At any rate, I muse be missing something.... How do you see it fitting into my little rant (because it's all about me, you know!)? Because I don't.


Becky -- I've been asking myself the same question. I'm attempting to write a post about it now... do you have any ideas?

Joe Kennedy

Toward the end, he starts talking about true revolution.

A true revolution of values will soon cause us to question the fairness and justice of many of our past and present policies. ... True compassion is more than flinging a coin to a beggar. It comes to see that an edifice which produces beggars needs restructuring.

A true revolution of values will soon look uneasily on the glaring contrast of poverty and wealth. With righteous indignation, it will look across the seas and see individual capitalists of the West investing huge sums of money in Asia, Africa, and South America, only to take the profits out with no concern for the social betterment of the countries, and say, "This is not just." It will look at our alliance with the landed gentry of South America and say, "This is not just." The Western arrogance of feeling that it has everything to teach others and nothing to learn from them is not just. A true revolution of values will lay hand on the world order and say of war, "This way of settling differences is not just." This business of burning human beings with napalm, of filling our nation's homes with orphans and widows, of injecting poisonous drugs of hate into the veins of peoples normally humane, of sending men home from dark and bloody battlefields physically handicapped and psychologically deranged, cannot be reconciled with wisdom, justice, and love. A nation that continues year after year to spend more money on military defense than on programs of social uplift is approaching spiritual death.

This call for a worldwide fellowship that lifts neighborly concern beyond one's tribe, race, class, and nation is in reality a call for an all-embracing and unconditional love for all mankind. This oft misunderstood, this oft misinterpreted concept, so readily dismissed by the Nietzsches of the world as a weak and cowardly force, has now become an absolute necessity for the survival of man. When I speak of love I am not speaking of some sentimental and weak response. I'm not speaking of that force which is just emotional bosh. I am speaking of that force which all of the great religions have seen as the supreme unifying principle of life. Love is somehow the key that unlocks the door which leads to ultimate reality.
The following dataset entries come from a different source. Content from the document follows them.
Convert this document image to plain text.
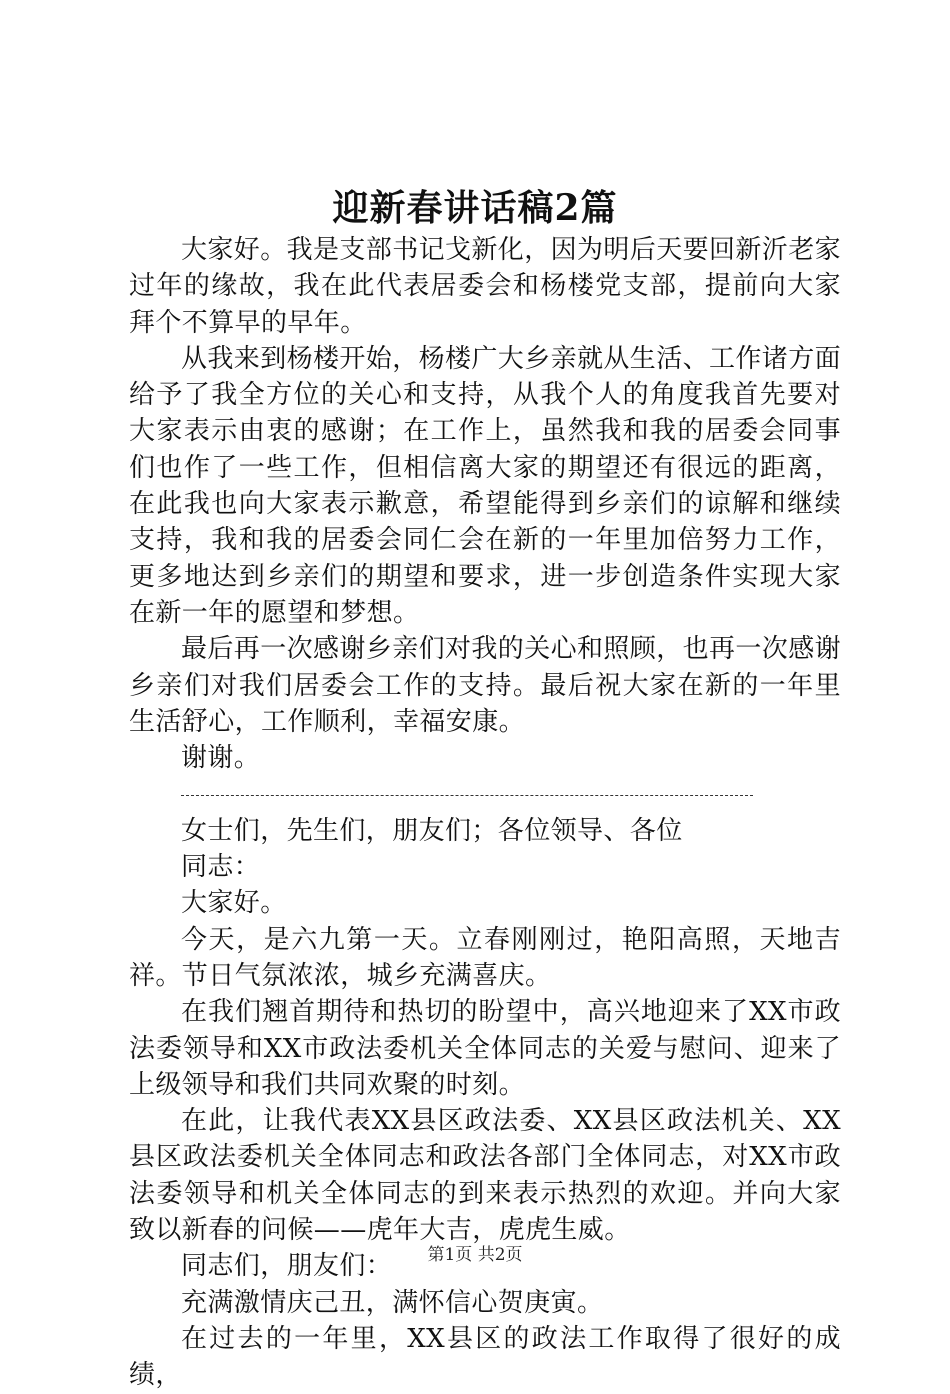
迎新春讲话稿2篇

大家好。我是支部书记戈新化，因为明后天要回新沂老家过年的缘故，我在此代表居委会和杨楼党支部，提前向大家拜个不算早的早年。

从我来到杨楼开始，杨楼广大乡亲就从生活、工作诸方面给予了我全方位的关心和支持，从我个人的角度我首先要对大家表示由衷的感谢；在工作上，虽然我和我的居委会同事们也作了一些工作，但相信离大家的期望还有很远的距离，在此我也向大家表示歉意，希望能得到乡亲们的谅解和继续支持，我和我的居委会同仁会在新的一年里加倍努力工作，更多地达到乡亲们的期望和要求，进一步创造条件实现大家在新一年的愿望和梦想。

最后再一次感谢乡亲们对我的关心和照顾，也再一次感谢乡亲们对我们居委会工作的支持。最后祝大家在新的一年里生活舒心，工作顺利，幸福安康。

谢谢。

女士们，先生们，朋友们；各位领导、各位

同志：

大家好。

今天，是六九第一天。立春刚刚过，艳阳高照，天地吉祥。节日气氛浓浓，城乡充满喜庆。

在我们翘首期待和热切的盼望中，高兴地迎来了XX市政法委领导和XX市政法委机关全体同志的关爱与慰问、迎来了上级领导和我们共同欢聚的时刻。

在此，让我代表XX县区政法委、XX县区政法机关、XX县区政法委机关全体同志和政法各部门全体同志，对XX市政法委领导和机关全体同志的到来表示热烈的欢迎。并向大家致以新春的问候——虎年大吉，虎虎生威。

同志们，朋友们：

充满激情庆己丑，满怀信心贺庚寅。

在过去的一年里，XX县区的政法工作取得了很好的成绩，

第1页 共2页
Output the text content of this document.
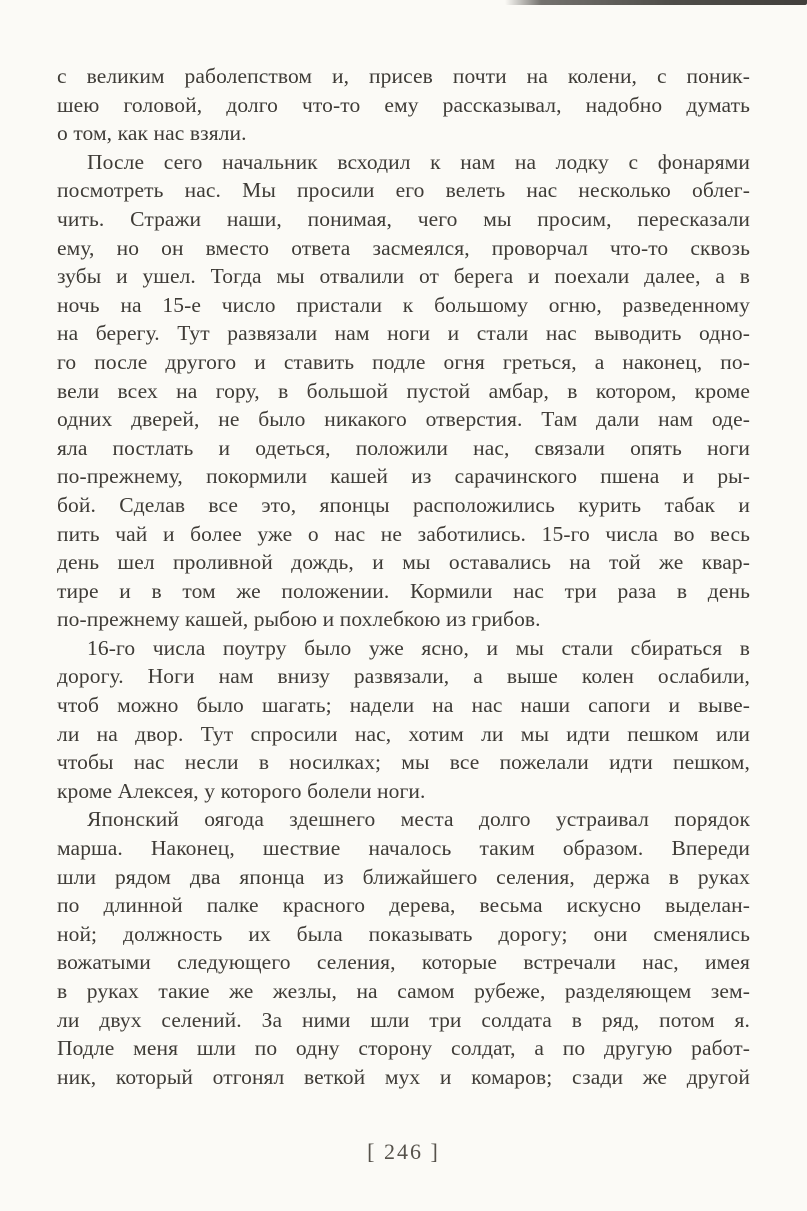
с великим раболепством и, присев почти на колени, с поник-
шею головой, долго что-то ему рассказывал, надобно думать
о том, как нас взяли.
После сего начальник всходил к нам на лодку с фонарями
посмотреть нас. Мы просили его велеть нас несколько облег-
чить. Стражи наши, понимая, чего мы просим, пересказали
ему, но он вместо ответа засмеялся, проворчал что-то сквозь
зубы и ушел. Тогда мы отвалили от берега и поехали далее, а в
ночь на 15-е число пристали к большому огню, разведенному
на берегу. Тут развязали нам ноги и стали нас выводить одно-
го после другого и ставить подле огня греться, а наконец, по-
вели всех на гору, в большой пустой амбар, в котором, кроме
одних дверей, не было никакого отверстия. Там дали нам оде-
яла постлать и одеться, положили нас, связали опять ноги
по-прежнему, покормили кашей из сарачинского пшена и ры-
бой. Сделав все это, японцы расположились курить табак и
пить чай и более уже о нас не заботились. 15-го числа во весь
день шел проливной дождь, и мы оставались на той же квар-
тире и в том же положении. Кормили нас три раза в день
по-прежнему кашей, рыбою и похлебкою из грибов.
16-го числа поутру было уже ясно, и мы стали сбираться в
дорогу. Ноги нам внизу развязали, а выше колен ослабили,
чтоб можно было шагать; надели на нас наши сапоги и выве-
ли на двор. Тут спросили нас, хотим ли мы идти пешком или
чтобы нас несли в носилках; мы все пожелали идти пешком,
кроме Алексея, у которого болели ноги.
Японский оягода здешнего места долго устраивал порядок
марша. Наконец, шествие началось таким образом. Впереди
шли рядом два японца из ближайшего селения, держа в руках
по длинной палке красного дерева, весьма искусно выделан-
ной; должность их была показывать дорогу; они сменялись
вожатыми следующего селения, которые встречали нас, имея
в руках такие же жезлы, на самом рубеже, разделяющем зем-
ли двух селений. За ними шли три солдата в ряд, потом я.
Подле меня шли по одну сторону солдат, а по другую работ-
ник, который отгонял веткой мух и комаров; сзади же другой
[ 246 ]
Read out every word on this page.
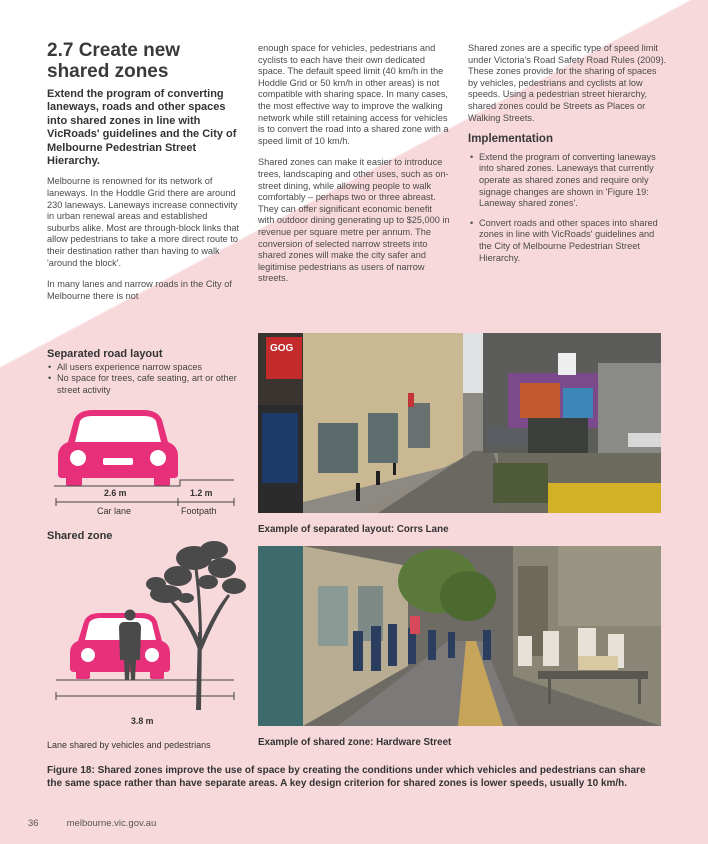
2.7 Create new
shared zones
Extend the program of converting laneways, roads and other spaces into shared zones in line with VicRoads' guidelines and the City of Melbourne Pedestrian Street Hierarchy.

Melbourne is renowned for its network of laneways. In the Hoddle Grid there are around 230 laneways. Laneways increase connectivity in urban renewal areas and established suburbs alike. Most are through-block links that allow pedestrians to take a more direct route to their destination rather than having to walk 'around the block'.

In many lanes and narrow roads in the City of Melbourne there is not

enough space for vehicles, pedestrians and cyclists to each have their own dedicated space. The default speed limit (40 km/h in the Hoddle Grid or 50 km/h in other areas) is not compatible with sharing space. In many cases, the most effective way to improve the walking network while still retaining access for vehicles is to convert the road into a shared zone with a speed limit of 10 km/h.

Shared zones can make it easier to introduce trees, landscaping and other uses, such as on-street dining, while allowing people to walk comfortably – perhaps two or three abreast. They can offer significant economic benefit with outdoor dining generating up to $25,000 in revenue per square metre per annum. The conversion of selected narrow streets into shared zones will make the city safer and legitimise pedestrians as users of narrow streets.

Shared zones are a specific type of speed limit under Victoria's Road Safety Road Rules (2009). These zones provide for the sharing of spaces by vehicles, pedestrians and cyclists at low speeds. Using a pedestrian street hierarchy, shared zones could be Streets as Places or Walking Streets.

Implementation
• Extend the program of converting laneways into shared zones. Laneways that currently operate as shared zones and require only signage changes are shown in 'Figure 19: Laneway shared zones'.
• Convert roads and other spaces into shared zones in line with VicRoads' guidelines and the City of Melbourne Pedestrian Street Hierarchy.
Separated road layout
• All users experience narrow spaces
• No space for trees, cafe seating, art or other street activity
2.6 m	1.2 m
Car lane	Footpath
Shared zone
3.8 m
Lane shared by vehicles and pedestrians
GOG
Example of separated layout: Corrs Lane
Example of shared zone: Hardware Street
Figure 18: Shared zones improve the use of space by creating the conditions under which vehicles and pedestrians can share the same space rather than have separate areas. A key design criterion for shared zones is lower speeds, usually 10 km/h.
36	melbourne.vic.gov.au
Now, of course, we leave out the universalist part, but you start to get the point. You were talking about the poor, the needy, the ones who are about to kick us in the butt. But if we were more about this unconditional love that King is talking about, it wouldn't be so. I think his statements about love and using our wealth and power for the good of others is something we should always remember. That's the part that I was most interested in you reading. The rest of it, I read, and get a new perspective on Vietnam (I wasn't there, I wasn't near it, but my dad was there for 30 days- he tried to volunteer but they kept sending him to other places). But what I wanted to point toward were his statements toward the end about love and the world.


No....just alot of questions.....waiting for your take on it!